We have $\bar{y} = 150$, $y_i \sim N(\theta, \sigma^2 = 20^2)$ and $\theta \sim N(\mu_0 = 180, \tau^2_0 = 40^2)$ 

(a) As developed in the chapter theory $\theta \mid y \sim N(\mu_1, \tau^2_1)$ with:

\begin{equation*}
\begin{split}
\mu_1 & = \frac{ \frac{1}{\tau^2_0} \mu_0 + \frac{n}{\sigma^2} \bar{y}}{\frac{1}{\tau^2_0} + \frac{n}{\sigma^2}} =  \frac{ \mu_0\sigma^2 + n\tau^2_0\bar{y}}{\sigma^2 +  \tau^2_0 n } = \frac{180\cdot 20^2 + 150 \cdot 40^2 n}{20^2 + 40^2 n}\\[5pt]
\tau^2_1 & = \frac{1}{\frac{1}{\tau^2_0} + \frac{n}{\sigma^2}} = \frac{ \sigma^2 + \tau^2_0}{\sigma^2 +  \tau^2_0 n} = \frac{20^2 \cdot 40^2}{20^2 + 40^2 n}
\end{split}
\end{equation*}

(b) Let $\tilde{y}$ be a new observation, then as developed in the chapter theory:

\begin{equation*}
\tilde{y} \mid y \sim N(\mu_1, \sigma^2+\tau^2_1) 
\end{equation*}

with $\mu_1$, $\sigma^2$ and $\tau^2_1$ as above.

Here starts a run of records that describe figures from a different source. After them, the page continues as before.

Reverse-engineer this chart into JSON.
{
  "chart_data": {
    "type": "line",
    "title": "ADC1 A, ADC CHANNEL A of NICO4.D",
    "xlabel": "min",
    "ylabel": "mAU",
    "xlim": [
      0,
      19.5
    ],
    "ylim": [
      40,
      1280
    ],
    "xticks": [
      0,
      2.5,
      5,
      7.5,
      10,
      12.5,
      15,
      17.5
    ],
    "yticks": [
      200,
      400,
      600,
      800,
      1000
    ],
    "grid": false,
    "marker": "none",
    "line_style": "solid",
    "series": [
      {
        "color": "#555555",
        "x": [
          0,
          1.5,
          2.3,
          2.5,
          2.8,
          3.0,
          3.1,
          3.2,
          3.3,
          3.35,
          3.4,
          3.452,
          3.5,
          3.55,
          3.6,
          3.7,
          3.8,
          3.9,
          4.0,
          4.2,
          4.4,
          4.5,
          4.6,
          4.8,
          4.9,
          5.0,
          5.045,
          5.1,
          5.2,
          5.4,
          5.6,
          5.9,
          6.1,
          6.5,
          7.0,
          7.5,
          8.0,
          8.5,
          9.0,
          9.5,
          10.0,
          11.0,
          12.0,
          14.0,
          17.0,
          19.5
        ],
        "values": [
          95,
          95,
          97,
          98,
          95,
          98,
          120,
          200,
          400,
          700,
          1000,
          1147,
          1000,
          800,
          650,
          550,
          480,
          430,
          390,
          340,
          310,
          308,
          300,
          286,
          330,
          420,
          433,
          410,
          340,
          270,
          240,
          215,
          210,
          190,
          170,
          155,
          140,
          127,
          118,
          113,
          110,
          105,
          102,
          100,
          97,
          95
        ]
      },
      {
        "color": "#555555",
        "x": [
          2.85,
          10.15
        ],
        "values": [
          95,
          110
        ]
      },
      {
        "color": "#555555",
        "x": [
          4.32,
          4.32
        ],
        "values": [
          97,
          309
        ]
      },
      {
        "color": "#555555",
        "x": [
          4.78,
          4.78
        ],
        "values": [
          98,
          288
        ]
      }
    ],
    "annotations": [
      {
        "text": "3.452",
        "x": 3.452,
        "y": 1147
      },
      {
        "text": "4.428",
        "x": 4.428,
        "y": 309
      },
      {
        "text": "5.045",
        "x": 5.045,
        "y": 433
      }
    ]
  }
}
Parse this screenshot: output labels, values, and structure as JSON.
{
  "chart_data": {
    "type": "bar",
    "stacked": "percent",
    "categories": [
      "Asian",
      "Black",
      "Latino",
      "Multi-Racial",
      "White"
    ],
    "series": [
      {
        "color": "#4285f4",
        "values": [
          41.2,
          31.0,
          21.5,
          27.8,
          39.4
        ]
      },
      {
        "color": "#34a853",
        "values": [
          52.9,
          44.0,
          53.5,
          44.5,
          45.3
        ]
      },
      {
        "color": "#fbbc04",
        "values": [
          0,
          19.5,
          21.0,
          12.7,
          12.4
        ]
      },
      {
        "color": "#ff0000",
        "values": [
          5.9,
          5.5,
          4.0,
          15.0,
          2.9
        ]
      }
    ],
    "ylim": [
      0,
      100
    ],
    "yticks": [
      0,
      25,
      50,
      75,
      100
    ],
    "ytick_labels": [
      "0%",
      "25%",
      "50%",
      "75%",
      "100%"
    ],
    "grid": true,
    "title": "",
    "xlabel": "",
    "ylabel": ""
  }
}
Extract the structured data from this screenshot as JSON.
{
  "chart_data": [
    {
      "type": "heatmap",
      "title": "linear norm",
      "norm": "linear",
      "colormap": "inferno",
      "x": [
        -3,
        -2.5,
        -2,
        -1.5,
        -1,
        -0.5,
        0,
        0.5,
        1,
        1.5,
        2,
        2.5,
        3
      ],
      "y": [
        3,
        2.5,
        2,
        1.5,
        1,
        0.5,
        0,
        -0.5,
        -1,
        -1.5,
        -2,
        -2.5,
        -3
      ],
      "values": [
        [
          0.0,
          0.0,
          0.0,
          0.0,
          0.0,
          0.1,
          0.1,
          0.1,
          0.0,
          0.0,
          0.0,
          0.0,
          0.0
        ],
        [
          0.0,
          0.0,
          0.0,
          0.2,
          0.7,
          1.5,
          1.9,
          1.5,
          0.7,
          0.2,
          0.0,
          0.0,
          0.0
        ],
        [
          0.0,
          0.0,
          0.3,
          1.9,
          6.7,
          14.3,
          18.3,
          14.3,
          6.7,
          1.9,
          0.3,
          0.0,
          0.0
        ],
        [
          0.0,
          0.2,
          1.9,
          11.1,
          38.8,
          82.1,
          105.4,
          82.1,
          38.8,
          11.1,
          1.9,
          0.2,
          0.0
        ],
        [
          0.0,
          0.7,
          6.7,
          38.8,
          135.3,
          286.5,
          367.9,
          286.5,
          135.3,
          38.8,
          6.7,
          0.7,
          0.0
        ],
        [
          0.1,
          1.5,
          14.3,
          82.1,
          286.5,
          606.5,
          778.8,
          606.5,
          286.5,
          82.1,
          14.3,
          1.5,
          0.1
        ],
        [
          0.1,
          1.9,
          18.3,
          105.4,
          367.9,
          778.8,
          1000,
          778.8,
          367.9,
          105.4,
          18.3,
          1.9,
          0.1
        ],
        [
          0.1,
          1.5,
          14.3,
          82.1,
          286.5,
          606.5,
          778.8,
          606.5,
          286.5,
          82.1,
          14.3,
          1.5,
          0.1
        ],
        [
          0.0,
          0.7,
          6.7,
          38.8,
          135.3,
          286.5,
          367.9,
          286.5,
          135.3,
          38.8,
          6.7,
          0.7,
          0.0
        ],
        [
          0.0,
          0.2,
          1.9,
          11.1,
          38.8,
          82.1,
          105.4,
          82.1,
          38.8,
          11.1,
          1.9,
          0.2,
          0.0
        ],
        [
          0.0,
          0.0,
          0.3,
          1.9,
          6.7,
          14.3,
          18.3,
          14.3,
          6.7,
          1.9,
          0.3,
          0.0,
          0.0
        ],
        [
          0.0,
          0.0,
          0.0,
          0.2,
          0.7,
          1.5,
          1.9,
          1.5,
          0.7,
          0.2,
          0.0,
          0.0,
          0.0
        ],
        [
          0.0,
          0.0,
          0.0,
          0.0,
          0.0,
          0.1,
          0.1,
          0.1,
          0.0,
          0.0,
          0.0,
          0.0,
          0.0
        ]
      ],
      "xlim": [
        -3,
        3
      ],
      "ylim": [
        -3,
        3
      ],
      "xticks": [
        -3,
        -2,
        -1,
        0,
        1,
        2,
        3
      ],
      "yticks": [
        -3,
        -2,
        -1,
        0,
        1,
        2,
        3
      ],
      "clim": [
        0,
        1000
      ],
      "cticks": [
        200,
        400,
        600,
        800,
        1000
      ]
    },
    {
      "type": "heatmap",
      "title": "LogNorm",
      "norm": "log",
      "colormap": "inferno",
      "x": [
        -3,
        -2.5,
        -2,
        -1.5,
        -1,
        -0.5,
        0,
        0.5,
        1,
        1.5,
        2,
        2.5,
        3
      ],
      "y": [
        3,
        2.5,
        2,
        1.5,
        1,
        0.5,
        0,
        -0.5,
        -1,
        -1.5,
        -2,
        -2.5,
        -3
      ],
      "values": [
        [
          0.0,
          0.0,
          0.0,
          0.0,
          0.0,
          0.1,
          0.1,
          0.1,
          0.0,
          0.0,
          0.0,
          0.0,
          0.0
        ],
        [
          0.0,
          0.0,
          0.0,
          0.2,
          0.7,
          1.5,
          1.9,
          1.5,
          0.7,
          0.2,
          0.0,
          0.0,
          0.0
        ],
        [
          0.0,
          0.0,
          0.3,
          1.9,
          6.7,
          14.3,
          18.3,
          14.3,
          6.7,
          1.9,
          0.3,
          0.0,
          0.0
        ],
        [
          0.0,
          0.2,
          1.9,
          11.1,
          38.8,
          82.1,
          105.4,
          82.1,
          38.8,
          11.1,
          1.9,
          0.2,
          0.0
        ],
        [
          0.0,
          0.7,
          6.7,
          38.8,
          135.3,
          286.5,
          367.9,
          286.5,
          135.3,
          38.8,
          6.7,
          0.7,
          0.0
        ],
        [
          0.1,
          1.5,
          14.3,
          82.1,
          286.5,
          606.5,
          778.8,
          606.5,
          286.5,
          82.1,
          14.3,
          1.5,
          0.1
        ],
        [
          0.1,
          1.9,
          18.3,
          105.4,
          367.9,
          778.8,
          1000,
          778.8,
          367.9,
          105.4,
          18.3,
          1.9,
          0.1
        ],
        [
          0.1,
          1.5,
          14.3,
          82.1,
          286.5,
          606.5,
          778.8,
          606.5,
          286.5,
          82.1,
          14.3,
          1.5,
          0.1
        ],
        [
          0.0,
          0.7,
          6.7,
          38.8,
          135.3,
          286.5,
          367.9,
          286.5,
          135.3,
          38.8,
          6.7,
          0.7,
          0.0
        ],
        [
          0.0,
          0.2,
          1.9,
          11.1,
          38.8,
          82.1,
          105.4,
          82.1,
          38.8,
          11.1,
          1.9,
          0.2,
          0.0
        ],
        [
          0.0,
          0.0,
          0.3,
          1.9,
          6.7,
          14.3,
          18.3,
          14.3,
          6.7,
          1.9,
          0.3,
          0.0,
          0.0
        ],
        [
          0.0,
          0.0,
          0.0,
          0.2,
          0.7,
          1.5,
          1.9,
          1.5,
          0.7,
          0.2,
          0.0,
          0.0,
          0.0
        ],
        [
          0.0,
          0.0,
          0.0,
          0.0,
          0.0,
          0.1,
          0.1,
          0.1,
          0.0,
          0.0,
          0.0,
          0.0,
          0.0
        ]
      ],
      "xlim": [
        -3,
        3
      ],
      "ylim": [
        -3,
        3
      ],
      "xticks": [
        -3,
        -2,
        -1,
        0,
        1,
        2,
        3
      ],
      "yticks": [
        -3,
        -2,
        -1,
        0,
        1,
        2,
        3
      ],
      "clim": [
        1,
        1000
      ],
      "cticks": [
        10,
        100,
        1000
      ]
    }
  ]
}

(c) & (d) Let's use python to get both answers:

```python
import scipy.stats as stats
import numpy as np

def get_params(n):
    """
    Returns mu and tau^2 based on n
    """
    
    d = (20**2 + 40**2 * n)
    mu = (180* 20**2 + 150 * 40**2 * n)/d
    tau2 = (20*40)**2/d
    return mu, tau2

for n in [10, 100]:
    
    mu, t2 = get_params(n=n)
    theta_dist = stats.norm(loc=mu, scale=np.sqrt(t2))
    y_dist = stats.norm(loc=mu, scale=np.sqrt(t2 + 20**2))
    
    print(f'n={n}', '-'*5,
          f'95% posterior interval for θ: {theta_dist.ppf([0.025, 0.975]).round(2).tolist()}', 
          f'95% posterior interval for y: {y_dist.ppf([0.025, 0.975]).round(2).tolist()}',
          '\n',
          sep='\n')
          
n=10
-----
95% posterior interval for θ: [138.49, 162.98]
95% posterior interval for y: [109.66, 191.8]


n=100
-----
95% posterior interval for θ: [146.16, 153.99]
95% posterior interval for y: [110.68, 189.47]
```

Remark that the posterior is for $\tilde{y}$, I just couldn't manage to write it in python.